Diffusion tensor imaging (DTI) can quantify anisotropic diffusion in the cerebral cortex reflecting its microstructural architecture. However, the analysis is usually performed by defining the inner and outer cortical boundaries on 3D T1-weighted images which are then applied to co-registered DTI, but this is prone to registration errors. Here we present an automatic cortical boundary segmentation method applied directly to 1.5 mm isotropic DTI acquired in 6 minutes at 3T. The cortical surfaces derived from DTI alone demonstrate the radial orientation of the primary eigenvector and appropriate FA/MD showing promise for DTI studies of the cortex in neurological disorders.
Acquisition / Pre-Processing: Six healthy adult participants (23±4, 19-31 years; 3 females) underwent DTI on a 3T Siemens Prisma (64 channel head coil) with a single-shot EPI spin-echo sequence: multi-band=2, GRAPPA R=2, 6 min scan, 6 b0, 30 b 1000 s/mm2, 30 b2000 s/mm2 (not used here), TR=4700 ms, TE=64 ms, FOV=220 mm, 90 1.5 mm slices with no gap, 1.5x1.5 mm2 zero-filled to 0.75x0.75 mm2 in-plane. The b0 and b1000 images were corrected for Gibbs ringing4, eddy current distortions (FSL v5.0.10), and denoised using adaptive soft coefficient matching5. Tensor models were fit (DIPY v0.14.0) outputting FA, MD, and primary eigenvector maps (Figure 1).

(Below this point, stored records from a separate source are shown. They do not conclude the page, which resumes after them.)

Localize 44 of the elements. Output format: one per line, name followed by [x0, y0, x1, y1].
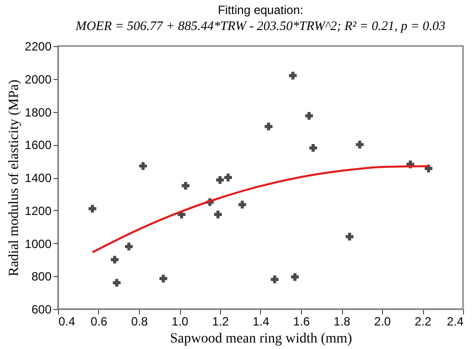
point — [424, 164, 432, 172]
y-tick-label: 1800 — [24, 105, 52, 120]
y-tick-label: 600 — [31, 302, 52, 316]
point — [224, 174, 232, 182]
point — [182, 182, 190, 190]
x-tick-label: 0.6 — [90, 314, 108, 328]
point — [216, 176, 224, 184]
point — [214, 210, 222, 218]
point — [110, 256, 119, 264]
chart-title: Fitting equation: — [218, 3, 304, 17]
x-tick-label: 0.4 — [58, 314, 76, 328]
y-tick-label: 2200 — [24, 40, 52, 54]
point — [88, 204, 96, 213]
point — [139, 162, 147, 170]
y-axis-title: Radial modulus of elasticity (MPa) — [6, 79, 22, 276]
point — [125, 242, 133, 250]
point — [289, 72, 297, 80]
point — [264, 122, 272, 130]
y-tick-label: 1200 — [24, 204, 52, 218]
x-tick-label: 1.6 — [293, 314, 310, 328]
x-tick-label: 2.2 — [414, 314, 432, 328]
x-tick-label: 1.8 — [334, 314, 351, 328]
point — [159, 274, 168, 282]
y-tick-label: 1400 — [24, 171, 52, 185]
y-tick-label: 1600 — [24, 138, 52, 152]
point — [346, 232, 354, 241]
y-tick-label: 1000 — [24, 236, 52, 251]
y-tick-label: 2000 — [24, 72, 52, 86]
x-tick-label: 1.0 — [172, 314, 189, 328]
x-tick-label: 0.8 — [131, 314, 148, 328]
point — [112, 278, 121, 287]
point — [309, 144, 318, 152]
x-tick-label: 1.2 — [212, 314, 230, 328]
point — [270, 276, 279, 284]
point — [356, 140, 364, 148]
chart-subtitle: MOER = 506.77 + 885.44*TRW - 203.50*TRW^2; R² = 0.21, p = 0.03 — [74, 18, 446, 33]
point — [291, 273, 299, 281]
x-tick-label: 2.4 — [446, 314, 464, 328]
point — [238, 200, 246, 208]
x-tick-label: 1.4 — [252, 314, 270, 328]
x-axis-title: Sapwood mean ring width (mm) — [170, 332, 352, 346]
x-tick-label: 2.0 — [374, 314, 392, 328]
point — [305, 112, 313, 120]
y-tick-label: 800 — [31, 270, 52, 284]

Cortical Segmentation: The flowchart of the proposed method is shown in Figure 2. Voxels were labelled as white matter (FA > 0.25), grey matter (FA = 0.025-0.15 and MD < 1x10-3 mm2/s), or cerebrospinal fluid (MD > 1.5x10-3 mm2/s). Unlabeled voxels were then labelled using a random walker algorithm with the mean b1000 image outputting a singular cluster of white matter voxels. The Harvard-Oxford subcortical atlas was then registered to native imaging space (FSL v5.0.10) and was used to fill ventricle voxels and split the segmentation into left/right hemisphere masks. Surfaces were generated using the marching cubes algorithm6 outputting a tessellation of ~150,000 vertices per hemisphere.

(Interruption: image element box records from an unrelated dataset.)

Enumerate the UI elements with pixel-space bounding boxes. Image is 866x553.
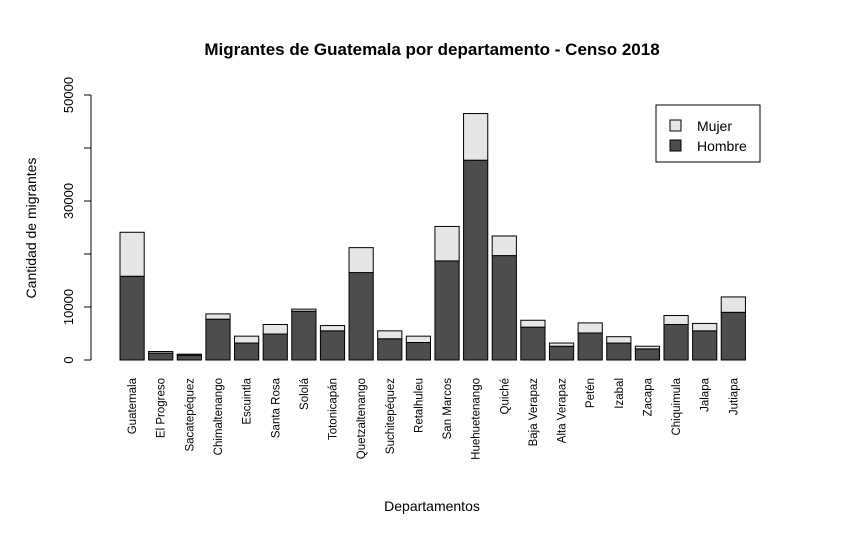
legend-box <box>655 104 761 163</box>
bar-mujer <box>377 330 403 340</box>
x-tick-label: Guatemala <box>127 377 139 434</box>
x-tick-label: Zacapa <box>642 377 654 416</box>
x-tick-label: Alta Verapaz <box>557 378 569 443</box>
y-tick-label: 0 <box>61 356 76 363</box>
x-tick-label: Santa Rosa <box>270 377 282 438</box>
bar-hombre <box>148 352 174 361</box>
bar-mujer <box>491 235 517 257</box>
bar-mujer <box>634 345 661 350</box>
x-tick-label: Chiquimula <box>671 377 683 435</box>
bar-hombre <box>663 323 689 361</box>
bar-mujer <box>463 113 489 161</box>
bar-hombre <box>119 275 145 361</box>
bar-mujer <box>119 231 145 277</box>
x-axis-labels: Guatemala El Progreso Sacatepéquez Chimalte… <box>127 377 740 459</box>
y-tick-label: 30000 <box>61 183 76 219</box>
bar-mujer <box>319 325 346 332</box>
y-tick-label: 10000 <box>61 289 76 325</box>
bar-mujer <box>262 323 288 335</box>
x-tick-label: Quetzaltenango <box>356 378 368 459</box>
x-tick-label: Huehuetenango <box>471 378 483 460</box>
x-tick-label: Chimaltenango <box>213 378 225 455</box>
bar-mujer <box>548 342 575 347</box>
legend: Mujer Hombre <box>655 104 761 163</box>
bar-hombre <box>520 326 546 361</box>
x-tick-label: Totonicapán <box>328 378 340 440</box>
bar-hombre <box>176 354 202 361</box>
bar-mujer <box>692 322 718 332</box>
x-tick-label: Petén <box>585 378 597 408</box>
x-tick-label: Retalhuleu <box>413 378 425 433</box>
bar-hombre <box>491 255 517 361</box>
bar-mujer <box>663 314 689 325</box>
legend-label-mujer: Mujer <box>697 118 732 134</box>
bar-hombre <box>405 342 431 361</box>
legend-swatch-hombre <box>669 139 682 152</box>
x-tick-label: El Progreso <box>156 378 168 438</box>
bar-mujer <box>348 247 374 274</box>
y-axis: 0 10000 30000 50000 <box>61 77 92 364</box>
bar-mujer <box>176 353 202 356</box>
bar-hombre <box>319 330 346 361</box>
bar-mujer <box>577 322 603 334</box>
bar-hombre <box>348 272 374 361</box>
bar-hombre <box>262 333 288 361</box>
bar-hombre <box>634 348 661 361</box>
x-tick-label: Baja Verapaz <box>528 378 540 447</box>
bar-mujer <box>291 308 317 312</box>
legend-label-hombre: Hombre <box>697 138 747 154</box>
x-tick-label: Sololá <box>299 377 311 410</box>
bar-hombre <box>720 311 746 361</box>
bar-hombre <box>548 345 575 361</box>
bar-mujer <box>434 225 460 262</box>
bar-mujer <box>234 335 260 344</box>
bar-mujer <box>205 313 231 320</box>
y-axis-label: Cantidad de migrantes <box>23 158 39 299</box>
bar-hombre <box>463 159 489 361</box>
bar-mujer <box>148 351 174 354</box>
bar-hombre <box>577 332 603 361</box>
bar-mujer <box>405 335 431 344</box>
x-tick-label: Izabal <box>614 378 626 409</box>
chart-title: Migrantes de Guatemala por departamento … <box>204 40 659 59</box>
bars <box>119 113 746 361</box>
x-tick-label: Jutiapa <box>728 377 740 415</box>
bar-hombre <box>234 342 260 361</box>
bar-hombre <box>606 342 632 361</box>
x-axis-label: Departamentos <box>384 498 480 514</box>
bar-hombre <box>291 310 317 361</box>
bar-hombre <box>692 330 718 361</box>
legend-swatch-mujer <box>669 119 682 132</box>
x-tick-label: Escuintla <box>242 377 254 424</box>
bar-hombre <box>205 318 231 361</box>
bar-hombre <box>434 260 460 361</box>
x-tick-label: Sacatepéquez <box>184 378 196 452</box>
bar-mujer <box>720 296 746 313</box>
bar-mujer <box>606 336 632 344</box>
x-tick-label: San Marcos <box>442 378 454 440</box>
bar-mujer <box>520 319 546 328</box>
x-tick-label: Suchitepéquez <box>385 378 397 454</box>
x-tick-label: Quiché <box>499 378 511 414</box>
bar-hombre <box>377 338 403 361</box>
y-tick-label: 50000 <box>61 77 76 113</box>
x-tick-label: Jalapa <box>700 377 712 411</box>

Typically used cortical segmentation algorithms7,8 on T1-weighted images (not used here) move surface vertices to a target intensity for white/grey matter and grey/CSF (pial) boundaries while constraining the curvature/self-intersection properties of the surface. Here instead diffusion tensor parameter values are used to move vertices to a target FA of 0.2 for the white /grey boundary and move the resulting vertices to a target MD of 1.2x10-3 mm2/s while limiting movement past a mean DWI intensity (see Figure 2) for the pial surface. To minimize diffusion measurements from non-cortical voxels, a medial surface was created by finding the half-way point between the inner/outer cortical boundaries along the white matter/cortex surface normal.

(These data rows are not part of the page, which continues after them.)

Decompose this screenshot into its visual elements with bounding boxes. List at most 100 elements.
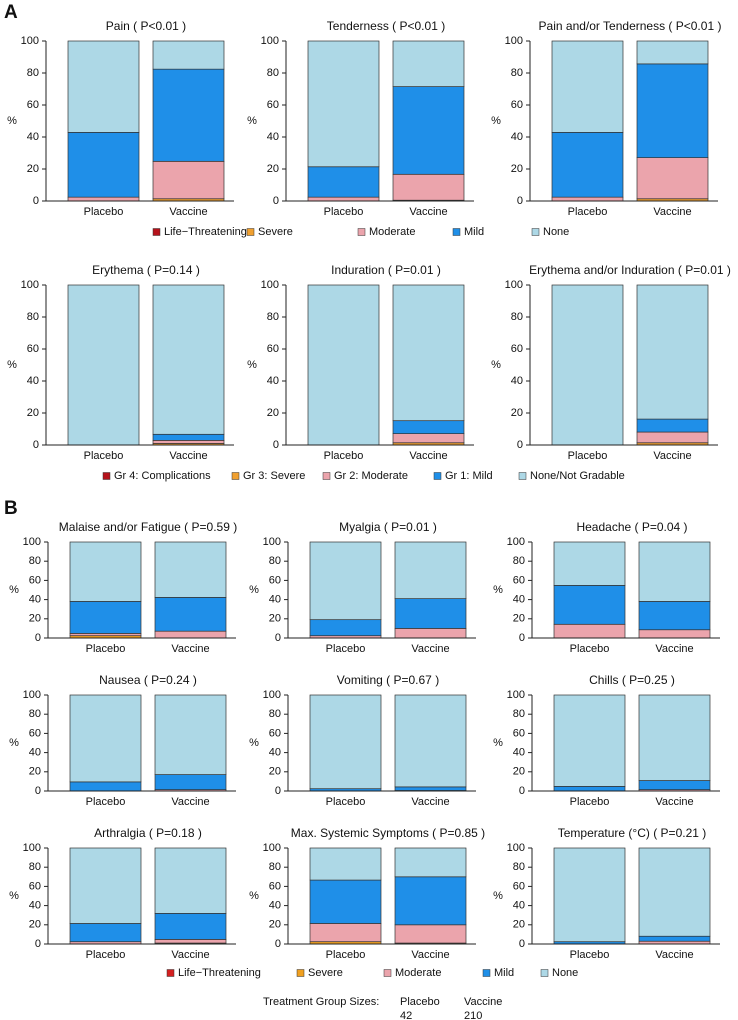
bar-segment (309, 619, 382, 637)
x-tick-label: Placebo (326, 796, 366, 808)
bar-segment (392, 420, 465, 434)
footer-group-size: 210 (464, 1010, 482, 1020)
y-tick-label: 0 (519, 785, 525, 797)
y-tick-label: 20 (29, 613, 41, 625)
y-tick-label: 80 (29, 555, 41, 567)
bar-segment (309, 847, 382, 881)
y-tick-label: 40 (269, 747, 281, 759)
bar-segment (638, 541, 711, 602)
y-tick-label: 20 (27, 407, 39, 419)
bar-segment (638, 780, 711, 791)
bar-segment (394, 786, 467, 791)
bar-segment (307, 284, 380, 446)
y-axis-label: % (491, 359, 501, 371)
y-tick-label: 20 (269, 919, 281, 931)
chart-title: Erythema and/or Induration ( P=0.01 ) (529, 263, 731, 277)
bar-segment (152, 284, 225, 435)
legend-label: Life−Threatening (178, 967, 261, 979)
y-tick-label: 0 (517, 195, 523, 207)
chart-title: Induration ( P=0.01 ) (331, 263, 441, 277)
chart-title: Tenderness ( P<0.01 ) (327, 19, 445, 33)
y-tick-label: 100 (507, 689, 525, 701)
y-tick-label: 0 (275, 632, 281, 644)
bar-segment (394, 924, 467, 944)
bar-segment (551, 40, 624, 133)
x-tick-label: Vaccine (653, 206, 691, 218)
y-tick-label: 40 (267, 131, 279, 143)
y-tick-label: 0 (519, 938, 525, 950)
legend-label: Moderate (395, 967, 441, 979)
y-axis-label: % (9, 737, 19, 749)
bar-segment (152, 68, 225, 162)
bar-segment (69, 923, 142, 943)
y-tick-label: 60 (511, 99, 523, 111)
y-tick-label: 0 (273, 439, 279, 451)
footer-group-name: Placebo (400, 996, 440, 1008)
x-tick-label: Vaccine (171, 643, 209, 655)
bar-segment (636, 418, 709, 433)
x-tick-label: Placebo (86, 796, 126, 808)
bar-segment (67, 196, 140, 202)
chart-title: Malaise and/or Fatigue ( P=0.59 ) (59, 520, 237, 534)
bar-segment (154, 847, 227, 914)
bar-segment (309, 923, 382, 943)
y-tick-label: 80 (269, 861, 281, 873)
bar-segment (636, 431, 709, 444)
y-tick-label: 40 (27, 375, 39, 387)
legend-swatch (152, 228, 161, 236)
y-tick-label: 20 (267, 163, 279, 175)
bar-segment (154, 774, 227, 791)
bar-segment (551, 132, 624, 198)
y-tick-label: 100 (505, 35, 523, 47)
legend-swatch (102, 472, 111, 480)
bar-segment (553, 847, 626, 943)
y-tick-label: 0 (519, 632, 525, 644)
bar-segment (154, 694, 227, 775)
y-tick-label: 20 (27, 163, 39, 175)
y-tick-label: 100 (263, 536, 281, 548)
bar-segment (551, 284, 624, 446)
y-tick-label: 60 (267, 99, 279, 111)
bar-segment (392, 433, 465, 444)
y-tick-label: 60 (29, 574, 41, 586)
chart-title: Nausea ( P=0.24 ) (99, 673, 197, 687)
y-tick-label: 80 (513, 708, 525, 720)
legend-label: Gr 1: Mild (445, 470, 493, 482)
x-tick-label: Placebo (326, 949, 366, 961)
chart-title: Pain and/or Tenderness ( P<0.01 ) (539, 19, 722, 33)
y-tick-label: 0 (275, 938, 281, 950)
bar-segment (638, 629, 711, 639)
legend-label: Severe (258, 226, 293, 238)
y-tick-label: 100 (23, 536, 41, 548)
bar-segment (154, 939, 227, 944)
x-tick-label: Vaccine (169, 206, 207, 218)
bar-segment (553, 585, 626, 625)
bar-segment (307, 40, 380, 168)
legend-label: None/Not Gradable (530, 470, 625, 482)
y-tick-label: 40 (29, 747, 41, 759)
y-tick-label: 80 (27, 311, 39, 323)
legend-label: Mild (464, 226, 484, 238)
y-axis-label: % (9, 890, 19, 902)
bar-segment (152, 160, 225, 200)
legend-swatch (357, 228, 366, 236)
y-tick-label: 20 (513, 613, 525, 625)
y-tick-label: 20 (511, 163, 523, 175)
x-tick-label: Placebo (324, 450, 364, 462)
bar-segment (636, 63, 709, 158)
bar-segment (69, 847, 142, 924)
footer-label: Treatment Group Sizes: (263, 996, 379, 1008)
legend-swatch (383, 969, 392, 977)
legend-label: Gr 3: Severe (243, 470, 305, 482)
legend-swatch (166, 969, 175, 977)
y-tick-label: 80 (513, 555, 525, 567)
chart-title: Vomiting ( P=0.67 ) (337, 673, 439, 687)
y-tick-label: 80 (29, 708, 41, 720)
y-tick-label: 40 (29, 900, 41, 912)
y-tick-label: 0 (33, 195, 39, 207)
y-tick-label: 80 (269, 555, 281, 567)
bar-segment (636, 40, 709, 65)
bar-segment (309, 541, 382, 621)
bar-segment (638, 601, 711, 631)
legend-swatch (296, 969, 305, 977)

Radiality measures how aligned a tensor is relative to the normal of a surface and is calculated here as the dot product of the white/grey boundary normal and the primary eigenvector interpolated at each medial vertex. In addition, FA and MD values were interpolated onto the medial vertices and FA/MD/radiality values were averaged across each hemisphere (excluding ventricles/white matter) for each participant.